Kyoto Brewing’s Journey

Kyoto Brewing Co. Was founded by 3 friends, Ben, Paul, and Chris, who first met in Aomori in 2005. Driven by the feeling that beer’s immense variety was sorely lacking in Japan, we looked to help establish a diverse beer culture, and invigorate the domestic craft beer scene through brewing our own unique beers.

Starting as the first brewery to use a Belgian yeast as their house strain, we developed a broad beer lineup from modern Belgian hybrids to IPAs to intense dark beers and beyond. For several years after founding, Kyoto Brewing sold draught beer to beer bars and restaurants nationwide, and were an almost exclusively keg-only brewery. We realised, however, that doing this was mostly limiting ourselves to craft beer fans, and we wanted to help introduce less familiar people to what beer can offer. As a result, in 2021, we commenced full-scale production of canned products better suited for wider distribution. 

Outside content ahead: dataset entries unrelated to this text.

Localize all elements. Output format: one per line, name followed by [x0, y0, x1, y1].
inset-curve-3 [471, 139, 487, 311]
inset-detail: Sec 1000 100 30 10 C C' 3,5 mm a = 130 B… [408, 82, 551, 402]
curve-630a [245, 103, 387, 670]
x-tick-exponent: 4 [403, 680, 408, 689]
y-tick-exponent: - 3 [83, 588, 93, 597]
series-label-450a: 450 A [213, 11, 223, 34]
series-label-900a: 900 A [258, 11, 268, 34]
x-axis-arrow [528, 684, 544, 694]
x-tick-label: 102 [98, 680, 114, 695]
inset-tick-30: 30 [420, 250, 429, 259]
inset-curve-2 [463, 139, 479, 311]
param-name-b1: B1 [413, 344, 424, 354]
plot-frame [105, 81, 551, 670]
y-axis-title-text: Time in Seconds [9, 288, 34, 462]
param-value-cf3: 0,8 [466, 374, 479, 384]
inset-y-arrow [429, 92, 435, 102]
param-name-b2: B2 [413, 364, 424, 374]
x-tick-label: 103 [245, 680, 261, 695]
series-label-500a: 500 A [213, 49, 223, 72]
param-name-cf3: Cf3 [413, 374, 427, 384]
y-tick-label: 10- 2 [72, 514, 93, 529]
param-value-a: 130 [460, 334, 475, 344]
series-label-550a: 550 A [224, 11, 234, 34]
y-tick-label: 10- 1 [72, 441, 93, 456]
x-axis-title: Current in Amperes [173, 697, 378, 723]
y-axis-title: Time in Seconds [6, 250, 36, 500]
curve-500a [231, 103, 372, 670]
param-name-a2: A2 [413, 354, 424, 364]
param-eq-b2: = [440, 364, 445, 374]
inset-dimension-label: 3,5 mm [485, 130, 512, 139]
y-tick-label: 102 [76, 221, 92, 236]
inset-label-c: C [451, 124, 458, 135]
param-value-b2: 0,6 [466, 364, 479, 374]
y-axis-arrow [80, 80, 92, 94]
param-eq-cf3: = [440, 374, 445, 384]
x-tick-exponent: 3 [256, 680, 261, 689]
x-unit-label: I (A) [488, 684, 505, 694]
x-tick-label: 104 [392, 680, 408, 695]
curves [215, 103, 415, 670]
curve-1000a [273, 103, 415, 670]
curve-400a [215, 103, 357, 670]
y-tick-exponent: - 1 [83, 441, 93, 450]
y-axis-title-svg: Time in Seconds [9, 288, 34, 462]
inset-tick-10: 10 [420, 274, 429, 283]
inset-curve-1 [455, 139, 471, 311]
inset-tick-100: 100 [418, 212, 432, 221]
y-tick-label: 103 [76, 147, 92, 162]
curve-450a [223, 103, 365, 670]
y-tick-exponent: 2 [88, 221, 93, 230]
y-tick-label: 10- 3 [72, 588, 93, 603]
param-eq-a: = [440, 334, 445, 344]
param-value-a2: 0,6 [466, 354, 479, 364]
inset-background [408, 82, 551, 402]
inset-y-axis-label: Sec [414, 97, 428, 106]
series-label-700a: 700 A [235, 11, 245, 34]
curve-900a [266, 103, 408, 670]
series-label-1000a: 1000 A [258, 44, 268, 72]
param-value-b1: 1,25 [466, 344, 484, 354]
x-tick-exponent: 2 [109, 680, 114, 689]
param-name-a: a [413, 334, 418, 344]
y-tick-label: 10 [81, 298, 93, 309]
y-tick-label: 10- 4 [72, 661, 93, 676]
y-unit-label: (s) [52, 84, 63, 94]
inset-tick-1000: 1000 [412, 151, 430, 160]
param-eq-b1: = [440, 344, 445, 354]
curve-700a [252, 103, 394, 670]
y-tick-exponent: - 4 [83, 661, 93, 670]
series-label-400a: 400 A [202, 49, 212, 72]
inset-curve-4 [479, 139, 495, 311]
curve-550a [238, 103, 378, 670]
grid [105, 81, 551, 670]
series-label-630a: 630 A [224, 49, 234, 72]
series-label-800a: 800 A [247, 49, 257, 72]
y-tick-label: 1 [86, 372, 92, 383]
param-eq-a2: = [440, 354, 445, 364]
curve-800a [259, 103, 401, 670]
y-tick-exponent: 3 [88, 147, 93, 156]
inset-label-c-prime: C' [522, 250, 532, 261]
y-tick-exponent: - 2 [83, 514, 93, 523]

In the first half of 2024, we added an experienced head brewer, James Fox, to our team. A graduate of Stone Brewing and Ballast Point, and with further experience in building up smaller breweries, we brought him on board to help him take our beer stability and consistency to the next level, as well as to bring more of the latest techniques and ingredients to the Japan beer scene.

In May of 2025, for our 10 year anniversary, we held our first festival in front of Higashihonganji, inviting 20 of our brewery friends to come down to the city and make a huge celebration of beer in the old capital. 

While the 10 year mark was a big one for us, we are not resting on our laurels. We have both looked to take our Belgian-inspired beers to the next level through secondary fermentation – much like champagne – to allow them to evolve just like authentic classic Belgian beer does. On the flip side, we have also diversified our lineup further, made more experimental beers than ever, and significantly improved our hoppy beers through hop selection and direct hop contracting.